Well, the problem is most likely in my (not) understanding the concept
of cascade deletion. In my case, I try to create an interface
application for network load tests. Each time I run a test with certain
params I want them to be stored so the user can see them and repeat test
whenever he wants. This is done by the "tests" table, in addition user
should be provided with detailed analysis of message counts through
"test_counts" table and errors through "test_errors" table (not in
example). For each test I generate unique test_id (actually timestamp)
which identifies test together with its results. I want to make sure,
that when a user deletes a record of a certain test in the "tests" table
then all the appropriate records in "test_counts" and "test_errors" get
deleted as well.
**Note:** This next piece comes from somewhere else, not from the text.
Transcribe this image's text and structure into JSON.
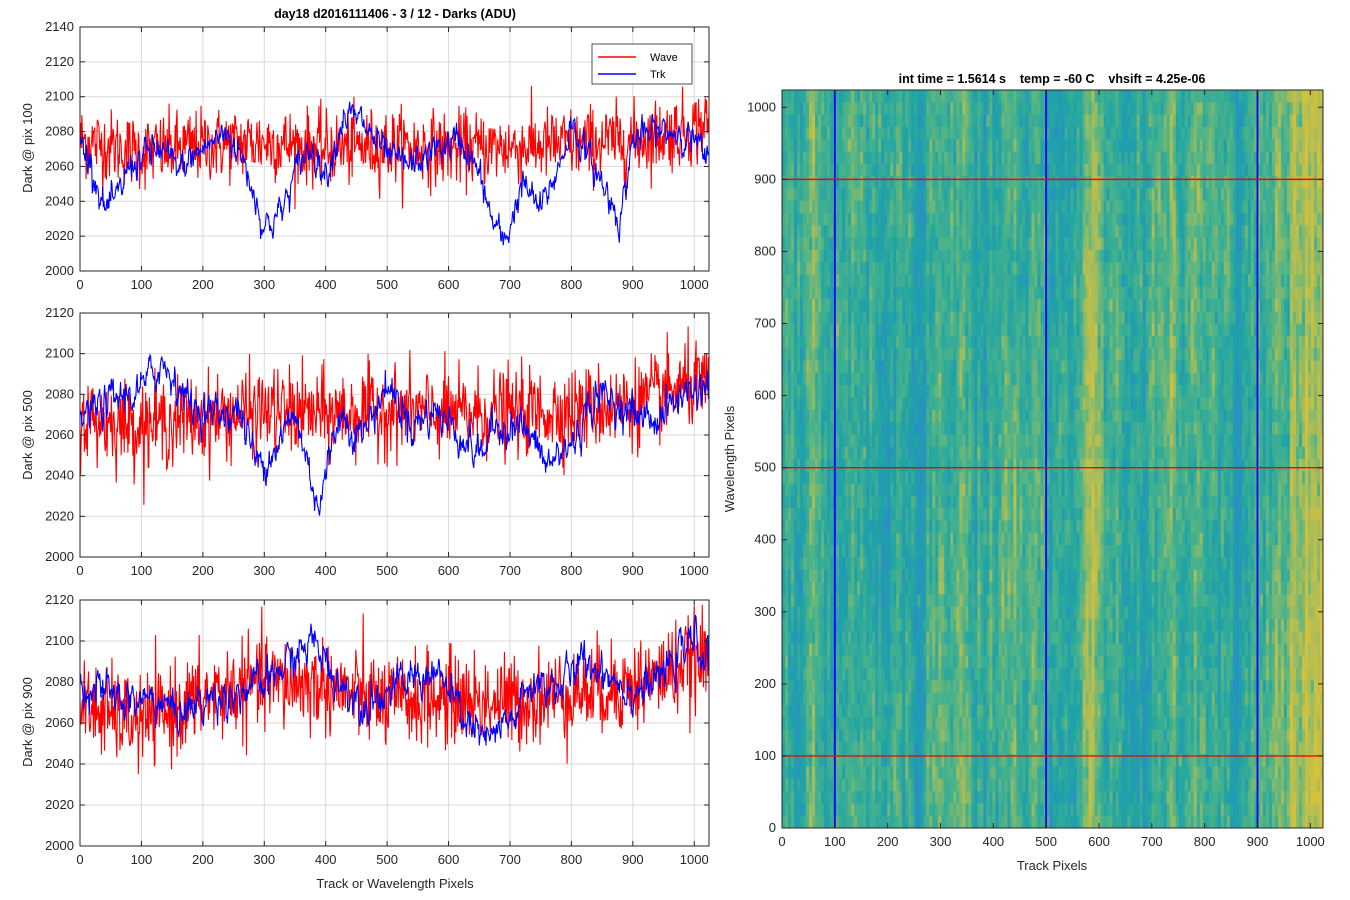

I tried it with table as you can see in my first post,
but the "test_counts" entries remained in table although the test_id was
referenced correctly and I am not able to modify it to be working as
expected and described. I could actually use a autogenerated "id" but
then it should work in the first place, shouldnt it?
Thank you, Jan
Dne 4.3.2012 21:10, Anthony napsal(a):
Thanks for your quick response, Anthony. If I got it correctly, it
would be working as expected if I changed the test_id type from
integer to id. I gave it a try, but it only raised some errors
(missing required field)
Changing "test_id" to type "id" should work, but you might need to
start with a fresh table, as an "id" type field is an
auto-incrementing integer field.
and more importantly, it did not allow me to insert this field
manually. Is there some other approach to reference other value
than id?
You wouldn't set the value of an id field manually. Why do you need a
separate test_id field -- if it is unique per record, the
automatically generated id field should work? In any case, why do you
need test_counts.test_id to be the tests.test_id field rather than the
tests.id field? In the latter case, you can still access the
tests.test_id field (via a join or second query), and cascading
deletes will work fine as well (i.e., when a record in tests is
deleted, referencing records in test_counts will also be deleted).